Just as it’s getting easier for many millennials paying down student loans to get a mortgage, home prices in many markets continue to surge past all-time highs.
That could leave many would-be homebuyers remembering the last time home prices came screaming down from the stratosphere, and muttering to themselves, “Just because I can, doesn’t mean I should.”
Home prices prices continue to outpace inflation, with the latest S&P CoreLogic Case-Shiller U.S. National Home Price Index showing 5.5 percent annual growth in April and setting a new record for the fifth month in a row.
Home prices last peaked in 2006
In a little more than five years, the National Home Price Index has rebounded 41 percent from post-housing crash lows, surpassing the previous high set in July, 2006, by 2 percent.
David Blitzer, who chairs the Index Committee at S&P Dow Jones Indices, says home prices can’t keep going up forever. The question is whether they’ll cool down gradually, or crash and burn — taking the economy down with them.
“Since demand is exceeding supply and financing is available, there is nothing right now to keep prices from going up,” Blitzer said.
The CoreLogic Home Price Index Forecast also predicts that home prices still have room to run, and will go up another 5.1 percent during the year ahead.

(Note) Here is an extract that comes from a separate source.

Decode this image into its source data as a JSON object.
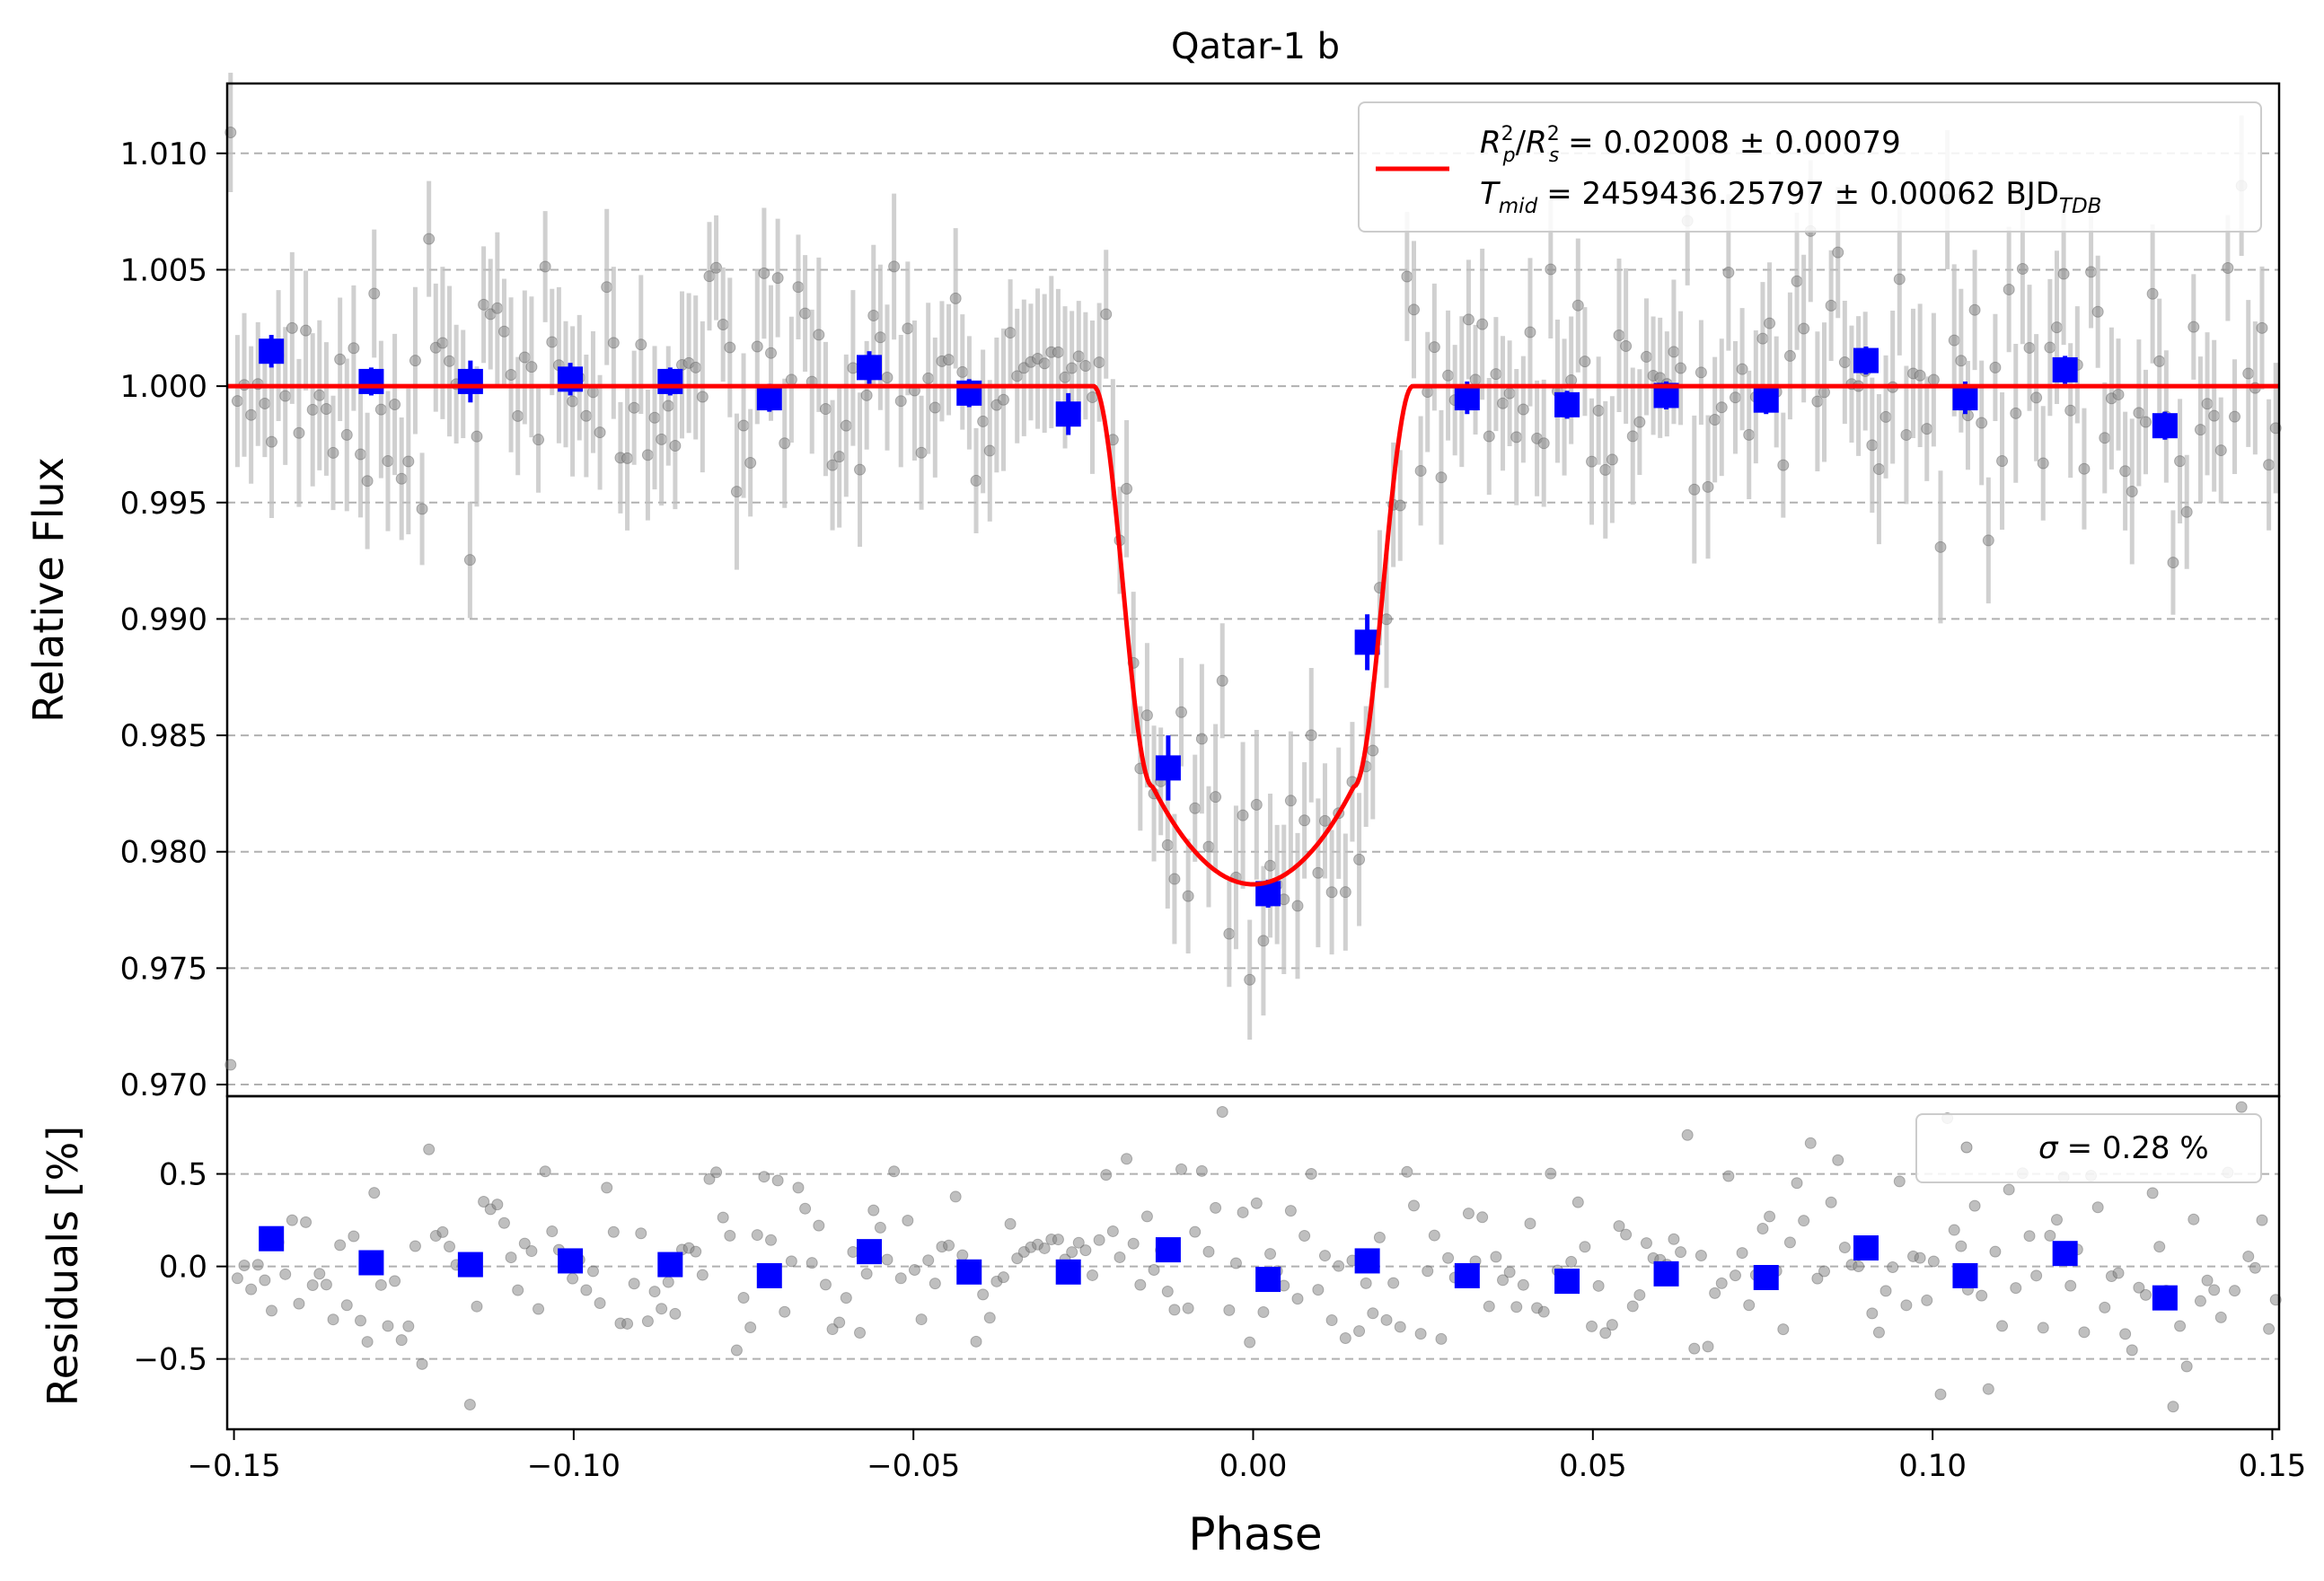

Conditions in local housing markets can vary greatly. Frank Nothaft, chief economist for CoreLogic, noted that, “In some metro areas, there has been a bidding frenzy as multiple contracts are placed on a single home.”
Fannie Mae to loosen lending standards
Homebuyers who find themselves in such bidding wars will soon get some leeway to make more generous offers, with the nation’s main source of funding for mortgages set to relax a key lending requirement next month.
Starting July 29, Fannie Mae will consider loan applications from borrowers with debt-to-income (DTI) ratios of up to 50 percent, up from 45 percent today. That means a homebuyer with $8,000 in monthly income could have $4,000 in monthly bills and still qualify for a Fannie Mae mortgage — $400 more than under the current limit.
Once the change goes into effect, a homebuyer who can qualify today for a $350,000 mortgage with a $1,655 monthly payment could be eligible for a $435,000 loan with a $2,055 monthly payment. That’s an additional $85,000 to throw at the seller in a bidding war.
New rules for student loan borrowers
On top of that, Fannie Mae recently implemented another change to the rules for calculating DTI that can help homebuyers with student loan debt qualify for bigger loans.
The monthly payments that would-be homebuyers make on everything from student loans to credit cards and car payments can push DTIs past the maximum limits set by Fannie Mae, Freddie Mac and FHA.
But borrowers paying back student loans in income-driven repayment (IDR) plans like PAYE and REPAYE are often making monthly payments equal to as little as 10 percent or 15 percent of their monthly discretionary income. For some borrowers, the monthly payments in an IDR plan are so small they don’t even cover the interest they owe.
When calculating DTI in such situations, Fannie Mae used to require lenders to substitute a monthly student loan payment that was equal to 1 percent of the outstanding loan balance, or an amount that would pay off the loan within 25 years.
New guidelines rolled out April 25 permit lenders to use the actual monthly student loan payment that shows up on the borrower’s credit report to calculate DTI.
Also, if a benefactor is paying down the homebuyer’s student loans, credit cards, or auto loans, mortgage lenders can ignore those bills when calculating their DTI.
“We understand the significant role that a monthly student loan payment plays in a potential home buyer’s consideration to take on a mortgage, and we want to be a part of the solution,” Fannie Mae’s Jonathan Lawless said in announcing the change.